The U.S. Air Force has agreed to reimburse the city of Airway Heights for water it’s purchasing from the city of Spokane, months after the revelation that firefighting operations at Fairchild Air Force Base have contaminated the former city’s drinking water system.
The Air Force will pay Airway Heights for up to 440 million gallons of clean tap water with a potential cost of more than $687,000 during the next year, according to Air Force officials based in San Antonio. The agreement took effect Nov. 1.
Airway Heights Mayor Kevin Richey said Wednesday the Air Force had stopped paying for bottled water for residents who rely on the municipal water system. The military is now picking up some of the costs associated with pumping water from Spokane, which draws from a different aquifer.
“It’s an increased cost from what we would normally pay to get it out of the ground ourselves,” Richey said.
Military installations across the country – and their civilian neighbors – are trying to quantify the environmental and physical health effects of perfluorinated compounds known as PFOA and PFOS, which were key ingredients in a foam used to douse ship and aircraft fires.

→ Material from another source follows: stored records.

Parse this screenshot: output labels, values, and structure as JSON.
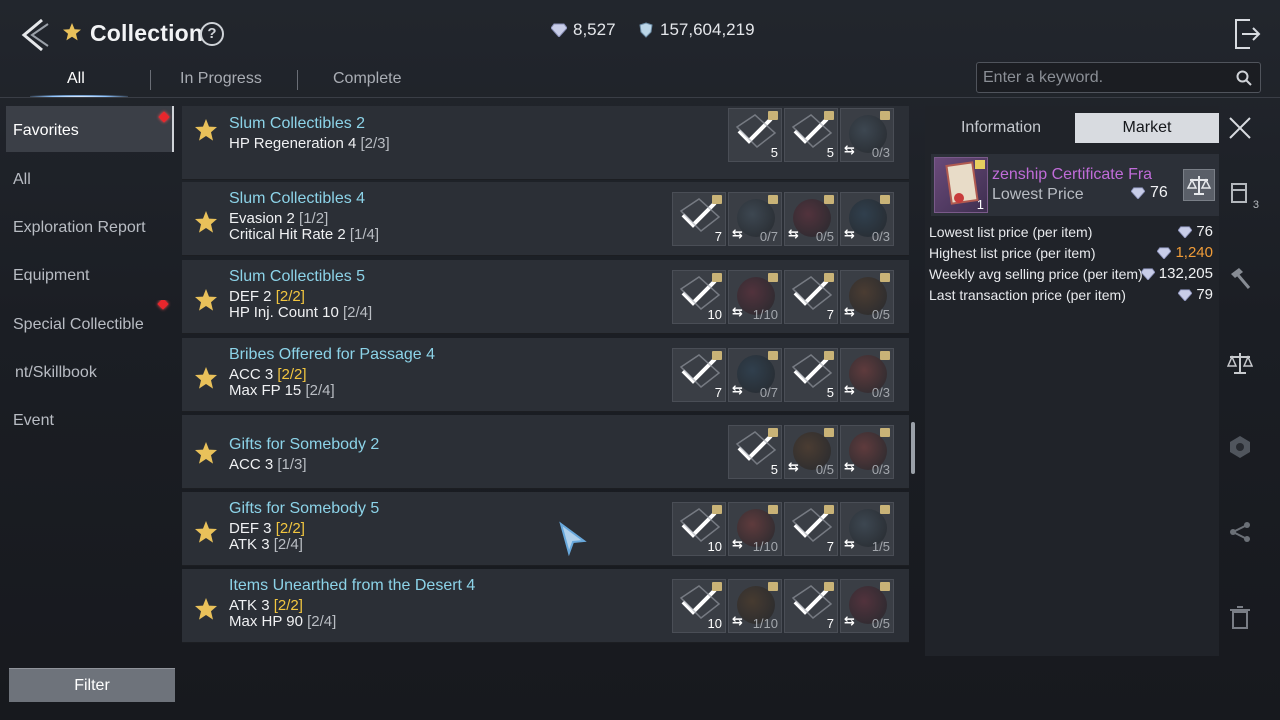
{
  "header": {
    "title": "Collection",
    "currencies": [
      {
        "icon": "diamond-icon",
        "value": "8,527"
      },
      {
        "icon": "shield-coin-icon",
        "value": "157,604,219"
      }
    ]
  },
  "tabs": [
    {
      "label": "All",
      "active": true
    },
    {
      "label": "In Progress",
      "active": false
    },
    {
      "label": "Complete",
      "active": false
    }
  ],
  "search": {
    "placeholder": "Enter a keyword."
  },
  "sidebar": {
    "items": [
      {
        "label": "Favorites",
        "active": true,
        "alert": true
      },
      {
        "label": "All",
        "active": false,
        "alert": false
      },
      {
        "label": "Exploration Report",
        "active": false,
        "alert": false
      },
      {
        "label": "Equipment",
        "active": false,
        "alert": false
      },
      {
        "label": "Special Collectible",
        "active": false,
        "alert": true
      },
      {
        "label": "nt/Skillbook",
        "active": false,
        "alert": false
      },
      {
        "label": "Event",
        "active": false,
        "alert": false
      }
    ],
    "filter_label": "Filter"
  },
  "collections": [
    {
      "name": "Slum Collectibles 2",
      "stats": [
        {
          "label": "HP Regeneration 4",
          "progress": "[2/3]",
          "complete": false
        }
      ],
      "slots": [
        {
          "type": "check",
          "qty": "5"
        },
        {
          "type": "check",
          "qty": "5"
        },
        {
          "type": "item",
          "progress": "0/3"
        }
      ]
    },
    {
      "name": "Slum Collectibles 4",
      "stats": [
        {
          "label": "Evasion 2",
          "progress": "[1/2]",
          "complete": false
        },
        {
          "label": "Critical Hit Rate 2",
          "progress": "[1/4]",
          "complete": false
        }
      ],
      "slots": [
        {
          "type": "check",
          "qty": "7"
        },
        {
          "type": "item",
          "progress": "0/7"
        },
        {
          "type": "item",
          "progress": "0/5"
        },
        {
          "type": "item",
          "progress": "0/3"
        }
      ]
    },
    {
      "name": "Slum Collectibles 5",
      "stats": [
        {
          "label": "DEF 2",
          "progress": "[2/2]",
          "complete": true
        },
        {
          "label": "HP Inj. Count 10",
          "progress": "[2/4]",
          "complete": false
        }
      ],
      "slots": [
        {
          "type": "check",
          "qty": "10"
        },
        {
          "type": "item",
          "progress": "1/10"
        },
        {
          "type": "check",
          "qty": "7"
        },
        {
          "type": "item",
          "progress": "0/5"
        }
      ]
    },
    {
      "name": "Bribes Offered for Passage 4",
      "stats": [
        {
          "label": "ACC 3",
          "progress": "[2/2]",
          "complete": true
        },
        {
          "label": "Max FP 15",
          "progress": "[2/4]",
          "complete": false
        }
      ],
      "slots": [
        {
          "type": "check",
          "qty": "7"
        },
        {
          "type": "item",
          "progress": "0/7"
        },
        {
          "type": "check",
          "qty": "5"
        },
        {
          "type": "item",
          "progress": "0/3"
        }
      ]
    },
    {
      "name": "Gifts for Somebody 2",
      "stats": [
        {
          "label": "ACC 3",
          "progress": "[1/3]",
          "complete": false
        }
      ],
      "slots": [
        {
          "type": "check",
          "qty": "5"
        },
        {
          "type": "item",
          "progress": "0/5"
        },
        {
          "type": "item",
          "progress": "0/3"
        }
      ]
    },
    {
      "name": "Gifts for Somebody 5",
      "stats": [
        {
          "label": "DEF 3",
          "progress": "[2/2]",
          "complete": true
        },
        {
          "label": "ATK 3",
          "progress": "[2/4]",
          "complete": false
        }
      ],
      "slots": [
        {
          "type": "check",
          "qty": "10"
        },
        {
          "type": "item",
          "progress": "1/10"
        },
        {
          "type": "check",
          "qty": "7"
        },
        {
          "type": "item",
          "progress": "1/5"
        }
      ]
    },
    {
      "name": "Items Unearthed from the Desert 4",
      "stats": [
        {
          "label": "ATK 3",
          "progress": "[2/2]",
          "complete": true
        },
        {
          "label": "Max HP 90",
          "progress": "[2/4]",
          "complete": false
        }
      ],
      "slots": [
        {
          "type": "check",
          "qty": "10"
        },
        {
          "type": "item",
          "progress": "1/10"
        },
        {
          "type": "check",
          "qty": "7"
        },
        {
          "type": "item",
          "progress": "0/5"
        }
      ]
    }
  ],
  "panel": {
    "tabs": [
      {
        "label": "Information",
        "active": false
      },
      {
        "label": "Market",
        "active": true
      }
    ],
    "item": {
      "name": "zenship Certificate Fra",
      "qty": "1",
      "lowest_label": "Lowest Price",
      "lowest_value": "76"
    },
    "prices": [
      {
        "label": "Lowest list price (per item)",
        "value": "76",
        "highlight": false
      },
      {
        "label": "Highest list price (per item)",
        "value": "1,240",
        "highlight": true
      },
      {
        "label": "Weekly avg selling price (per item)",
        "value": "132,205",
        "highlight": false
      },
      {
        "label": "Last transaction price (per item)",
        "value": "79",
        "highlight": false
      }
    ],
    "side_tools": [
      {
        "icon": "storage-icon",
        "badge": "3"
      },
      {
        "icon": "hammer-icon",
        "badge": ""
      },
      {
        "icon": "scale-icon",
        "badge": ""
      },
      {
        "icon": "hexagon-icon",
        "badge": ""
      },
      {
        "icon": "share-icon",
        "badge": ""
      },
      {
        "icon": "trash-icon",
        "badge": ""
      }
    ]
  },
  "colors": {
    "accent": "#8cd3e8",
    "complete": "#f2c640",
    "highlight": "#f09c38",
    "market_item": "#c06cd8",
    "alert": "#e8262c"
  }
}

Cleanup and mitigation efforts are costing taxpayers hundreds of millions of dollars. Lawsuits and tort claims have been filed.
The U.S. Environmental Protection Agency last year advised limiting concentrations of the chemicals to 70 parts per trillion in drinking water, but it has not created a framework for regulating the chemicals, and local and state health authorities are not required to test for them. Some environmental experts, meanwhile, say the chemicals are unsafe at any concentration.
PFOA and PFOS have been linked to kidney cancer, birth defects, immune system disorders and other serious health problems. And numerous studies, including some commissioned by the military and the chemicals’ manufacturers, hinted at those health effects decades ago. The compounds were once main ingredients in Teflon and Scotchguard but have been voluntarily phased out of production.
Last month, the New York Times reported that a top Trump administration appointee in the EPA’s toxic chemical unit, Nancy Beck, “insisted upon the rewriting of a rule to make it harder to track the health consequences of (PFOA) and therefore regulate it,” drawing concern and criticism from colleagues.
Beck previously worked for the Washington State Department of Health and for the American Chemistry Council, the chemical industry’s main trade association.
In Airway Heights, chemical runoff from Fairchild has contaminated dozens of wells, including several that supplied the city’s tap water. Air Force officials have been testing wells in phases for about a year in an attempt to trace how the chemicals migrated through the water table. They were used on the base for decades, and it remains to be seen how far they spread.
The base’s public affairs office said 202 wells were tested between May and the end of September, with 57 showing chemical concentrations above the EPA threshold, 55 showing concentrations below that threshold and 90 showing no trace of the compounds. A new round of testing began in early October.
Airway Heights has long purchased water from Spokane to bolster its supply during the summer months, using a pipe that moves up to 1,500 gallons per minute. The cities added a second, smaller connection after the chemical contamination prompted a shutdown of Airway Heights’ system this spring, bringing the total pumping capacity to about 2,000 gallons per minute.
Marlene Feist, a spokeswoman for Spokane’s public works department, said the city sold Airway Heights an average of about 92 million gallons per year from 2012 to 2016. She said the extra demand this year is not cause for concern.
“We’re used to them pumping during the summertime,” she said, “so for them to pump during the winter months is basically no big deal.”
She noted that Airway Heights’ total annual water usage, about 450 million gallons, is still less than 2 percent of the 23 billion gallons that Spokane pumps from its system each year.
Cleanup and mitigation of perfluorinated chemicals near more than 400 U.S. military installations may cost up to $2 billion, according to some estimates. U.S. Sens. Maria Cantwell and Patty Murray (D-Wash.), and other lawmakers, are pushing to include an extra $62 million for that effort in this year’s National Defense Authorization Act.